Increases in the minimum wage are followed by a decrease in students enrolling in community college – particularly part-time students – according to a new National Bureau of Economic Research (NBER) working paper released this month.
The paper, Raising State Minimum Wages, Lowering Community College Enrollment, was authored by Diane Whitmore Schanzenbach (Northwestern University), Julia A. Turner (Northwestern University), and Sarah Turner (University of Virginia).
Method
Using enrollment data from the Integrated Post-secondary Education Data System (IPEDS), the researchers gathered enrollment and degree completion data at two-year and four-year institutions for the period of 1986-2019.
They then linked enrollment and completion results to state-level historical minimum wage changes based on sources such as state legislation and resolutions, federal reports from the Bureau of Labor Statistics, reports from state and local agencies, and communications from state labor departments.

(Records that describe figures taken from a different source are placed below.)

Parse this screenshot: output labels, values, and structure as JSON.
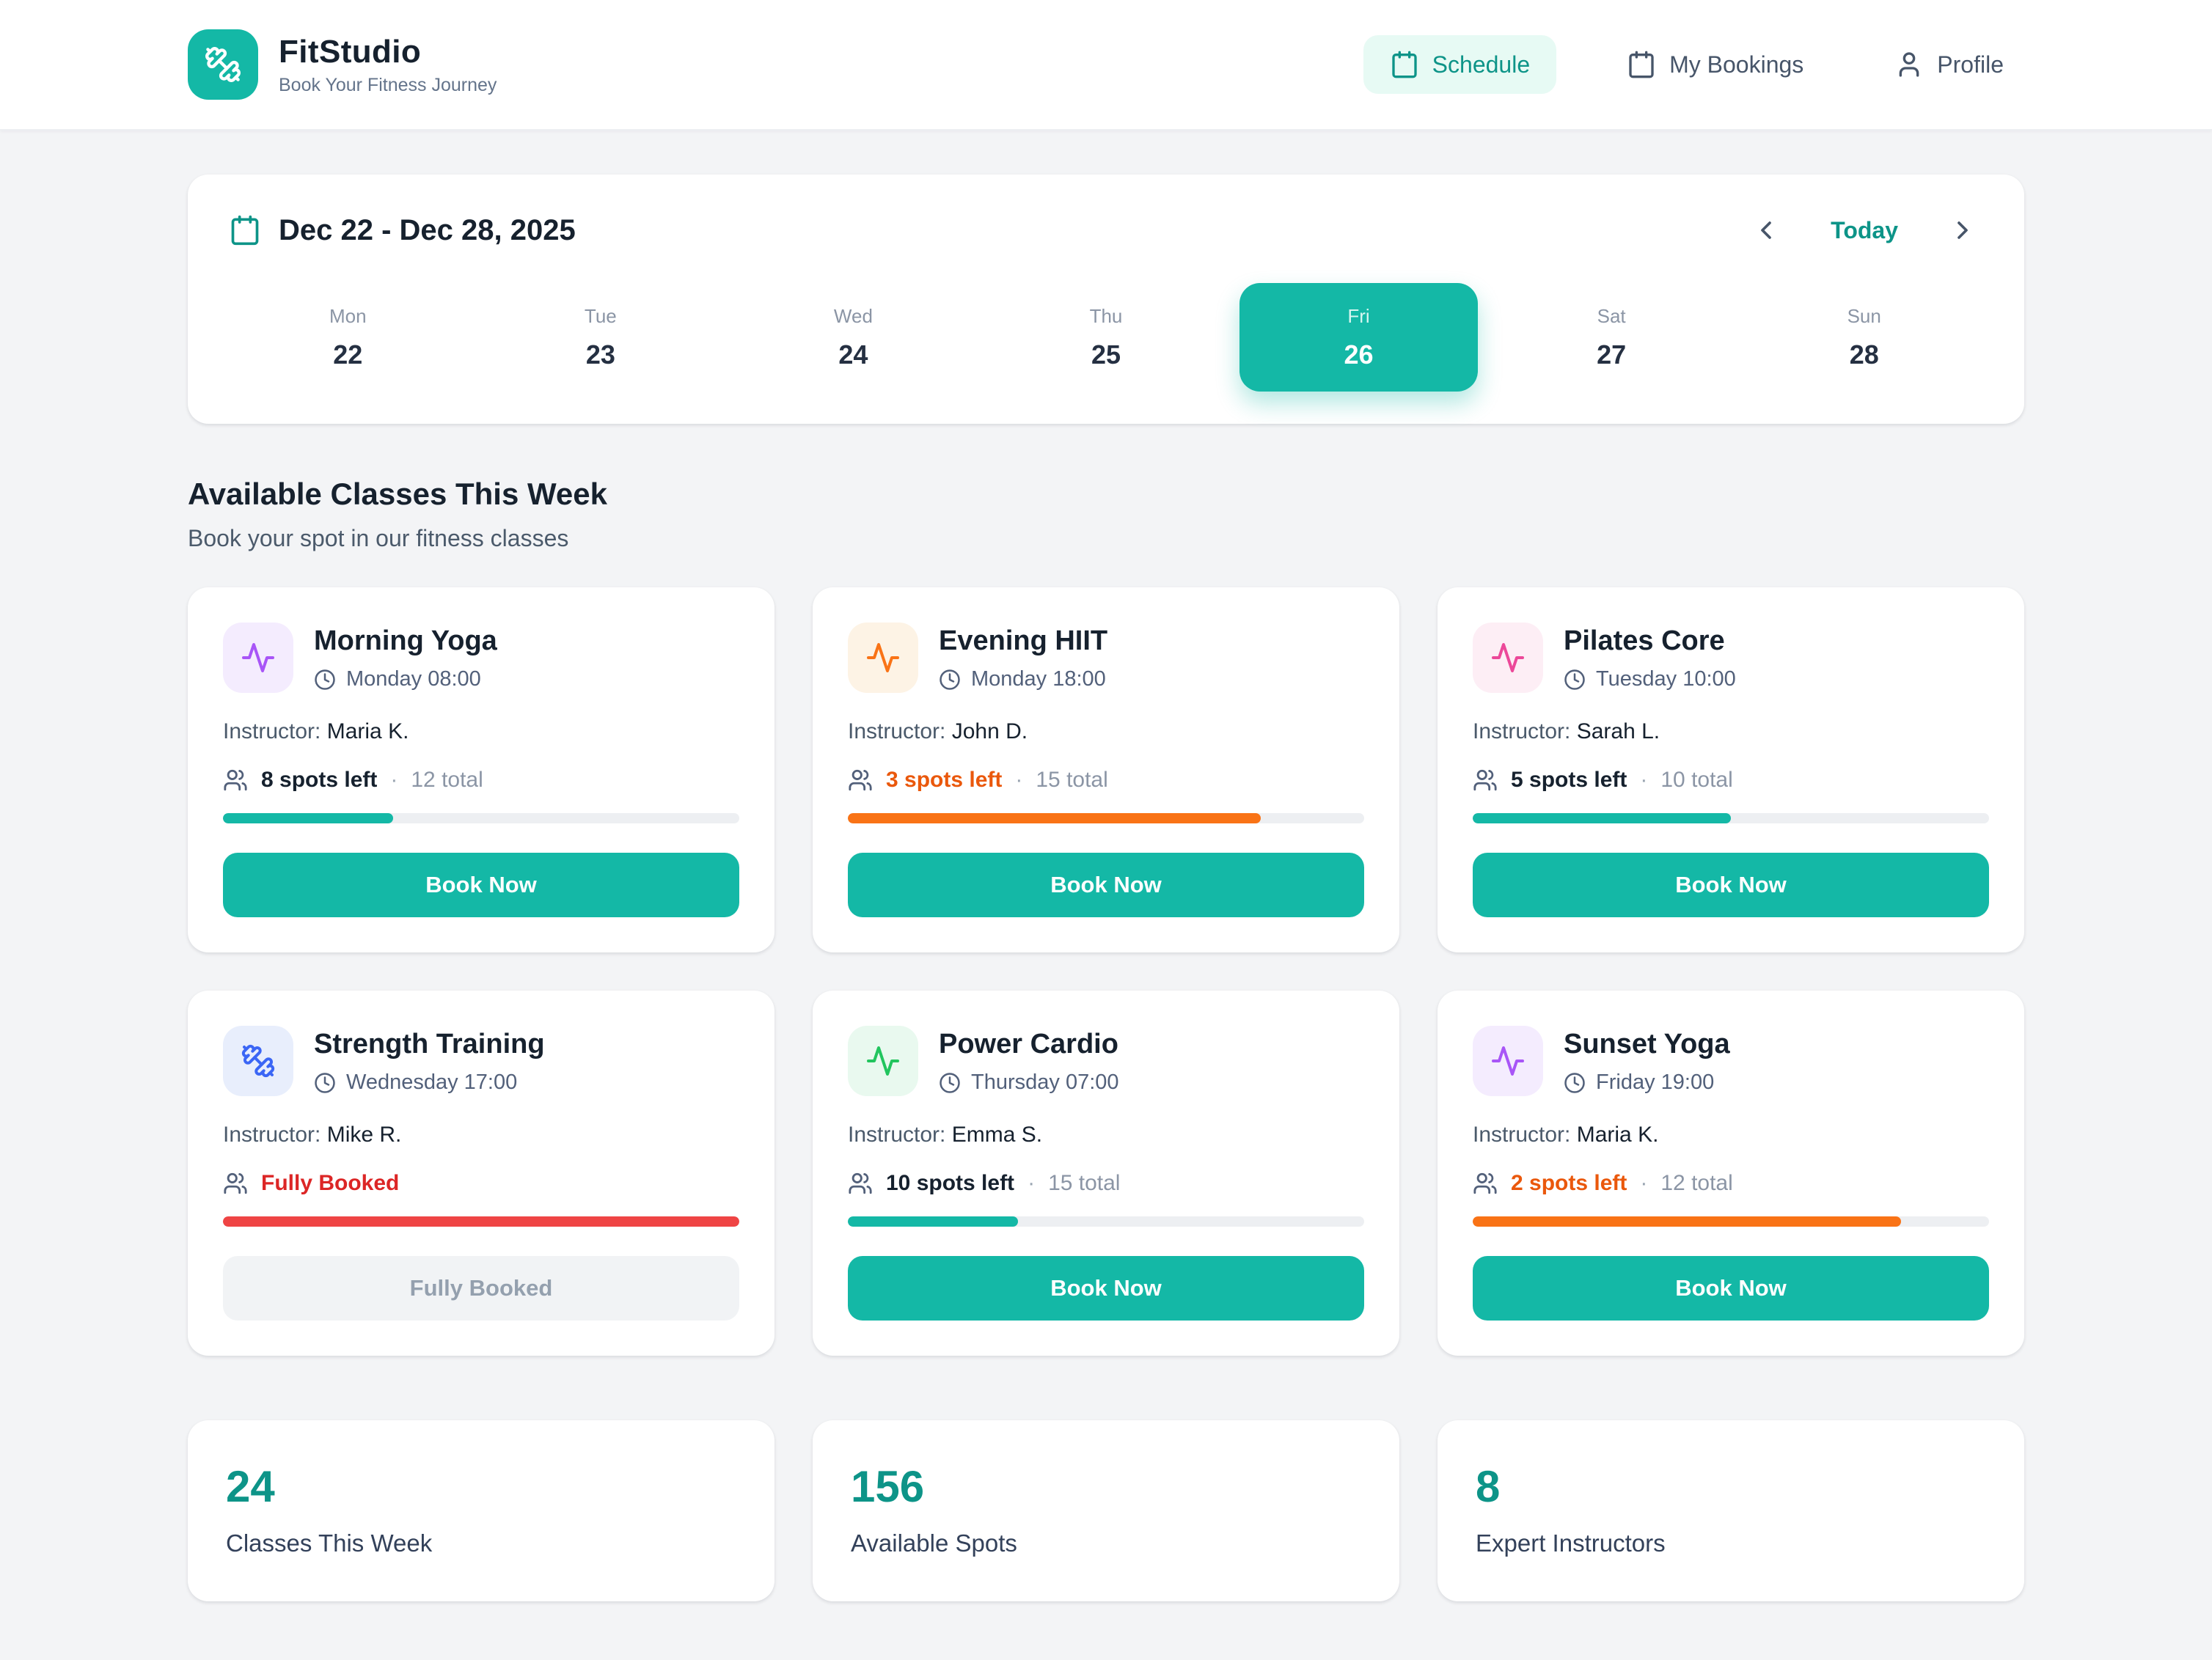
{
  "brand": {
    "name": "FitStudio",
    "tagline": "Book Your Fitness Journey"
  },
  "nav": {
    "schedule": "Schedule",
    "my_bookings": "My Bookings",
    "profile": "Profile"
  },
  "week_bar": {
    "range": "Dec 22 - Dec 28, 2025",
    "today_label": "Today",
    "selected_index": 4,
    "days": [
      {
        "name": "Mon",
        "date": "22"
      },
      {
        "name": "Tue",
        "date": "23"
      },
      {
        "name": "Wed",
        "date": "24"
      },
      {
        "name": "Thu",
        "date": "25"
      },
      {
        "name": "Fri",
        "date": "26"
      },
      {
        "name": "Sat",
        "date": "27"
      },
      {
        "name": "Sun",
        "date": "28"
      }
    ]
  },
  "section": {
    "title": "Available Classes This Week",
    "subtitle": "Book your spot in our fitness classes"
  },
  "instructor_label": "Instructor:",
  "classes": [
    {
      "name": "Morning Yoga",
      "time": "Monday 08:00",
      "instructor": "Maria K.",
      "spots_text": "8 spots left",
      "sep": "·",
      "total_text": "12 total",
      "icon": "activity",
      "icon_color": "#a855f7",
      "icon_bg": "#f4ecfe",
      "spots_color": "#16212e",
      "bar_color": "#14b8a6",
      "fill_percent": 33,
      "button": "Book Now",
      "button_enabled": true
    },
    {
      "name": "Evening HIIT",
      "time": "Monday 18:00",
      "instructor": "John D.",
      "spots_text": "3 spots left",
      "sep": "·",
      "total_text": "15 total",
      "icon": "activity",
      "icon_color": "#f97316",
      "icon_bg": "#fdf3e5",
      "spots_color": "#ea580c",
      "bar_color": "#f97316",
      "fill_percent": 80,
      "button": "Book Now",
      "button_enabled": true
    },
    {
      "name": "Pilates Core",
      "time": "Tuesday 10:00",
      "instructor": "Sarah L.",
      "spots_text": "5 spots left",
      "sep": "·",
      "total_text": "10 total",
      "icon": "activity",
      "icon_color": "#ec4899",
      "icon_bg": "#fdeef5",
      "spots_color": "#16212e",
      "bar_color": "#14b8a6",
      "fill_percent": 50,
      "button": "Book Now",
      "button_enabled": true
    },
    {
      "name": "Strength Training",
      "time": "Wednesday 17:00",
      "instructor": "Mike R.",
      "spots_text": "Fully Booked",
      "sep": "",
      "total_text": "",
      "icon": "dumbbell",
      "icon_color": "#3b66f5",
      "icon_bg": "#e8eefc",
      "spots_color": "#dc2626",
      "bar_color": "#ef4444",
      "fill_percent": 100,
      "button": "Fully Booked",
      "button_enabled": false
    },
    {
      "name": "Power Cardio",
      "time": "Thursday 07:00",
      "instructor": "Emma S.",
      "spots_text": "10 spots left",
      "sep": "·",
      "total_text": "15 total",
      "icon": "activity",
      "icon_color": "#22c55e",
      "icon_bg": "#e9f9ef",
      "spots_color": "#16212e",
      "bar_color": "#14b8a6",
      "fill_percent": 33,
      "button": "Book Now",
      "button_enabled": true
    },
    {
      "name": "Sunset Yoga",
      "time": "Friday 19:00",
      "instructor": "Maria K.",
      "spots_text": "2 spots left",
      "sep": "·",
      "total_text": "12 total",
      "icon": "activity",
      "icon_color": "#a855f7",
      "icon_bg": "#f4ecfe",
      "spots_color": "#ea580c",
      "bar_color": "#f97316",
      "fill_percent": 83,
      "button": "Book Now",
      "button_enabled": true
    }
  ],
  "stats": [
    {
      "value": "24",
      "label": "Classes This Week"
    },
    {
      "value": "156",
      "label": "Available Spots"
    },
    {
      "value": "8",
      "label": "Expert Instructors"
    }
  ],
  "colors": {
    "accent": "#14b8a6",
    "accent_dark": "#0d9488",
    "accent_soft": "#e7faf4",
    "warning_text": "#ea580c",
    "warning_bar": "#f97316",
    "danger_text": "#dc2626",
    "danger_bar": "#ef4444",
    "page_bg": "#f3f4f6"
  }
}
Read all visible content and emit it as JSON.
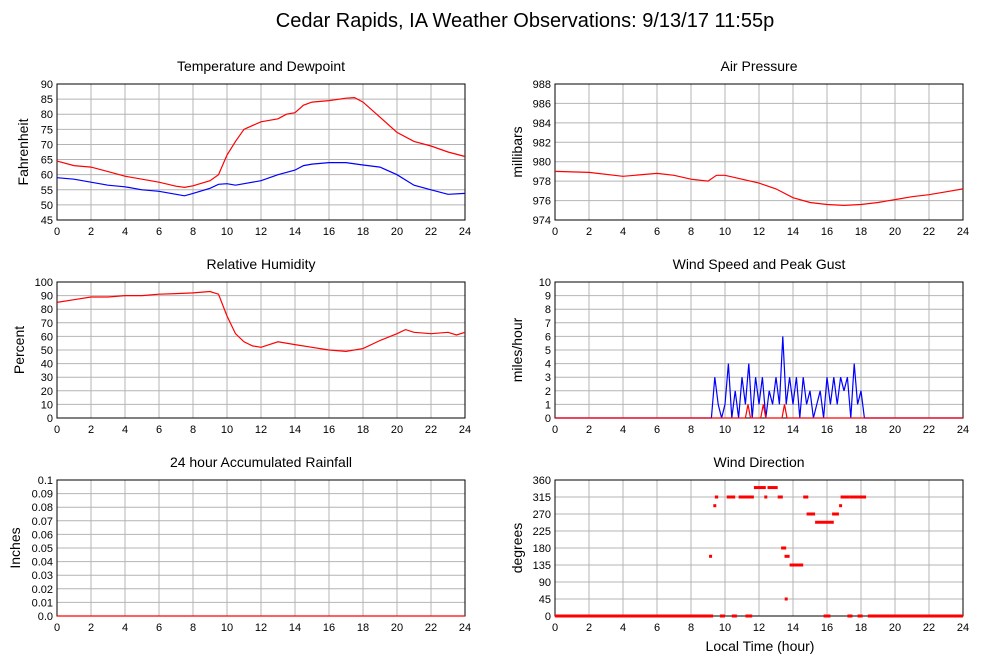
{
  "page_title": "Cedar Rapids, IA Weather Observations: 9/13/17 11:55p",
  "x_axis_label": "Local Time (hour)",
  "x_ticks": [
    "0",
    "2",
    "4",
    "6",
    "8",
    "10",
    "12",
    "14",
    "16",
    "18",
    "20",
    "22",
    "24"
  ],
  "colors": {
    "red": "#ff0000",
    "blue": "#0000ff",
    "grid": "#b4b4b4"
  },
  "chart_data": [
    {
      "id": "temp",
      "type": "line",
      "title": "Temperature and Dewpoint",
      "ylabel": "Fahrenheit",
      "xlim": [
        0,
        24
      ],
      "ylim": [
        45,
        90
      ],
      "y_ticks": [
        "45",
        "50",
        "55",
        "60",
        "65",
        "70",
        "75",
        "80",
        "85",
        "90"
      ],
      "grid": true,
      "series": [
        {
          "color": "#ff0000",
          "x": [
            0,
            1,
            2,
            3,
            4,
            5,
            6,
            7,
            7.5,
            8,
            9,
            9.5,
            10,
            10.5,
            11,
            12,
            13,
            13.5,
            14,
            14.5,
            15,
            16,
            17,
            17.5,
            18,
            19,
            20,
            21,
            22,
            23,
            24
          ],
          "y": [
            64.5,
            63,
            62.5,
            61,
            59.5,
            58.5,
            57.5,
            56.2,
            55.8,
            56.3,
            58,
            60,
            66.5,
            71,
            75,
            77.5,
            78.5,
            80,
            80.5,
            83,
            84,
            84.5,
            85.3,
            85.5,
            84,
            79,
            74,
            71,
            69.5,
            67.5,
            66
          ]
        },
        {
          "color": "#0000ff",
          "x": [
            0,
            1,
            2,
            3,
            4,
            5,
            6,
            7,
            7.5,
            8,
            9,
            9.5,
            10,
            10.5,
            11,
            12,
            13,
            14,
            14.5,
            15,
            16,
            17,
            18,
            19,
            20,
            21,
            22,
            23,
            24
          ],
          "y": [
            59,
            58.5,
            57.5,
            56.5,
            56,
            55,
            54.5,
            53.5,
            53,
            53.8,
            55.5,
            56.8,
            57,
            56.5,
            57,
            58,
            60,
            61.5,
            63,
            63.5,
            64,
            64,
            63.2,
            62.5,
            60,
            56.5,
            55,
            53.5,
            53.8
          ]
        }
      ]
    },
    {
      "id": "pressure",
      "type": "line",
      "title": "Air Pressure",
      "ylabel": "millibars",
      "xlim": [
        0,
        24
      ],
      "ylim": [
        974,
        988
      ],
      "y_ticks": [
        "974",
        "976",
        "978",
        "980",
        "982",
        "984",
        "986",
        "988"
      ],
      "grid": true,
      "series": [
        {
          "color": "#ff0000",
          "x": [
            0,
            2,
            4,
            6,
            7,
            8,
            9,
            9.5,
            10,
            11,
            12,
            13,
            14,
            15,
            16,
            17,
            18,
            19,
            20,
            21,
            22,
            23,
            24
          ],
          "y": [
            979,
            978.9,
            978.5,
            978.8,
            978.6,
            978.2,
            978,
            978.6,
            978.6,
            978.2,
            977.8,
            977.2,
            976.3,
            975.8,
            975.6,
            975.5,
            975.6,
            975.8,
            976.1,
            976.4,
            976.6,
            976.9,
            977.2
          ]
        }
      ]
    },
    {
      "id": "rh",
      "type": "line",
      "title": "Relative Humidity",
      "ylabel": "Percent",
      "xlim": [
        0,
        24
      ],
      "ylim": [
        0,
        100
      ],
      "y_ticks": [
        "0",
        "10",
        "20",
        "30",
        "40",
        "50",
        "60",
        "70",
        "80",
        "90",
        "100"
      ],
      "grid": true,
      "series": [
        {
          "color": "#ff0000",
          "x": [
            0,
            1,
            2,
            3,
            4,
            5,
            6,
            7,
            8,
            9,
            9.5,
            10,
            10.5,
            11,
            11.5,
            12,
            13,
            14,
            15,
            16,
            17,
            18,
            19,
            20,
            20.5,
            21,
            22,
            23,
            23.5,
            24
          ],
          "y": [
            85,
            87,
            89,
            89,
            90,
            90,
            91,
            91.5,
            92,
            93,
            91,
            75,
            62,
            56,
            53,
            52,
            56,
            54,
            52,
            50,
            49,
            51,
            57,
            62,
            65,
            63,
            62,
            63,
            61,
            63
          ]
        }
      ]
    },
    {
      "id": "wind",
      "type": "line",
      "title": "Wind Speed and Peak Gust",
      "ylabel": "miles/hour",
      "xlim": [
        0,
        24
      ],
      "ylim": [
        0,
        10
      ],
      "y_ticks": [
        "0",
        "1",
        "2",
        "3",
        "4",
        "5",
        "6",
        "7",
        "8",
        "9",
        "10"
      ],
      "grid": true,
      "series": [
        {
          "color": "#0000ff",
          "x": [
            0,
            9.2,
            9.4,
            9.6,
            9.8,
            10,
            10.2,
            10.4,
            10.6,
            10.8,
            11,
            11.2,
            11.4,
            11.6,
            11.8,
            12,
            12.2,
            12.4,
            12.6,
            12.8,
            13,
            13.2,
            13.4,
            13.6,
            13.8,
            14,
            14.2,
            14.4,
            14.6,
            14.8,
            15,
            15.2,
            15.4,
            15.6,
            15.8,
            16,
            16.2,
            16.4,
            16.6,
            16.8,
            17,
            17.2,
            17.4,
            17.6,
            17.8,
            18,
            18.2,
            18.4,
            24
          ],
          "y": [
            0,
            0,
            3,
            1,
            0,
            1,
            4,
            0,
            2,
            0,
            3,
            1,
            4,
            0,
            3,
            1,
            3,
            0,
            2,
            1,
            3,
            1,
            6,
            1,
            3,
            1,
            3,
            0,
            3,
            1,
            2,
            0,
            1,
            2,
            0,
            3,
            1,
            3,
            1,
            3,
            2,
            3,
            0,
            4,
            1,
            2,
            0,
            0,
            0
          ]
        },
        {
          "color": "#ff0000",
          "x": [
            0,
            11.2,
            11.35,
            11.5,
            12.1,
            12.25,
            12.4,
            13.35,
            13.5,
            13.65,
            24
          ],
          "y": [
            0,
            0,
            1,
            0,
            0,
            1,
            0,
            0,
            1,
            0,
            0
          ]
        }
      ]
    },
    {
      "id": "rain",
      "type": "line",
      "title": "24 hour Accumulated Rainfall",
      "ylabel": "Inches",
      "xlim": [
        0,
        24
      ],
      "ylim": [
        0,
        0.1
      ],
      "y_ticks": [
        "0.0",
        "0.01",
        "0.02",
        "0.03",
        "0.04",
        "0.05",
        "0.06",
        "0.07",
        "0.08",
        "0.09",
        "0.1"
      ],
      "grid": true,
      "series": [
        {
          "color": "#ff0000",
          "x": [
            0,
            24
          ],
          "y": [
            0,
            0
          ]
        }
      ]
    },
    {
      "id": "wdir",
      "type": "scatter",
      "title": "Wind Direction",
      "ylabel": "degrees",
      "xlim": [
        0,
        24
      ],
      "ylim": [
        0,
        360
      ],
      "y_ticks": [
        "0",
        "45",
        "90",
        "135",
        "180",
        "225",
        "270",
        "315",
        "360"
      ],
      "grid": true,
      "segments": [
        {
          "x0": 0,
          "x1": 9.3,
          "y": 0
        },
        {
          "x0": 9.7,
          "x1": 10,
          "y": 0
        },
        {
          "x0": 10.4,
          "x1": 10.7,
          "y": 0
        },
        {
          "x0": 11.2,
          "x1": 11.6,
          "y": 0
        },
        {
          "x0": 15.8,
          "x1": 16.2,
          "y": 0
        },
        {
          "x0": 17.2,
          "x1": 17.5,
          "y": 0
        },
        {
          "x0": 17.8,
          "x1": 18.1,
          "y": 0
        },
        {
          "x0": 18.4,
          "x1": 24,
          "y": 0
        },
        {
          "x0": 9.4,
          "x1": 9.6,
          "y": 315
        },
        {
          "x0": 10.1,
          "x1": 10.6,
          "y": 315
        },
        {
          "x0": 10.8,
          "x1": 11.7,
          "y": 315
        },
        {
          "x0": 11.7,
          "x1": 12.4,
          "y": 340
        },
        {
          "x0": 12.5,
          "x1": 13.1,
          "y": 340
        },
        {
          "x0": 13.1,
          "x1": 13.4,
          "y": 315
        },
        {
          "x0": 13.3,
          "x1": 13.6,
          "y": 180
        },
        {
          "x0": 13.5,
          "x1": 13.8,
          "y": 158
        },
        {
          "x0": 13.8,
          "x1": 14.6,
          "y": 135
        },
        {
          "x0": 14.6,
          "x1": 14.9,
          "y": 315
        },
        {
          "x0": 14.8,
          "x1": 15.3,
          "y": 270
        },
        {
          "x0": 15.3,
          "x1": 16.4,
          "y": 248
        },
        {
          "x0": 16.3,
          "x1": 16.7,
          "y": 270
        },
        {
          "x0": 16.8,
          "x1": 17.3,
          "y": 315
        },
        {
          "x0": 17.3,
          "x1": 18.3,
          "y": 315
        }
      ],
      "points": [
        {
          "x": 9.15,
          "y": 158
        },
        {
          "x": 9.4,
          "y": 292
        },
        {
          "x": 12.4,
          "y": 315
        },
        {
          "x": 13.6,
          "y": 45
        },
        {
          "x": 16.8,
          "y": 292
        }
      ]
    }
  ]
}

Between the academic years of 1986 and 2019, the researchers documented nearly 400 minimum wage changes at the state level; of these, 170 involved an 8% increase or larger, which they used as their “relevant” threshold for testing the relationship between minimum wage increases and college enrollment.
Results
In the year following a relevant minimum wage increase, two-year college enrollment dropped by just over 4%. That decline did not change significantly over the subsequent four years; by year five, two-year enrollment remained down by about 4%.
In contrast, there was no significant change in four-year enrollment after a minimum wage increase.
The results remain basically the same when the sample is limited to public institutions only, which account for 88% of two-year enrollment and 68% of four-year enrollment.
At two-year colleges, part-time enrollment (about 60% of 2-year enrollment) dropped by 6% in the year following a relevant minimum wage increase, and remained at that level through the end of the sample period. Enrollment declines were smaller for full-time students (about 2%), but they also persisted throughout the studied period.
Although women make up about 60% of enrollment at public two-year institutions, there was no difference between men and women in how their enrollment changed in response to a minimum wage increase.
Overall, the impact of minimum wage increase on four-year enrollment were nonsignificant. One exception was a small, but statistically significant, increase in part-time enrollment at public, four- year institutions in the first few years after a minimum wage increase. However, that small bump dissipated after a few years.
The authors also examined the impact of minimum wage increase on degree completion at two- year colleges, looking separately at certificate programs with duration of less than one year, those with a duration of less than two years, and two-year associate (AA) degrees.
Despite the declines in enrollment at two-year colleges, the study found certificate and degree completions remained largely unchanged in response to a minimum wage increase. The one exception was that minimum wage increases were linked to a small, but significant, decrease in women earning AA degrees.
Although several factors have been suggested as reasons why community college enrollment has dropped so significantly (from 7.2 million students in 2010 to 4.7 million in 2020), this study suggests that meaningful increases in the minimum wage appear to be one contributor.
The implications of this influence need more study. What are the longer term consequences of students opting out of college because of the lure of jobs with increased wages? How big are the opportunity costs of electing to not attend college? And to what extent are employers making up for some of this forgone education with on-the-job training or employer-provided educational benefits?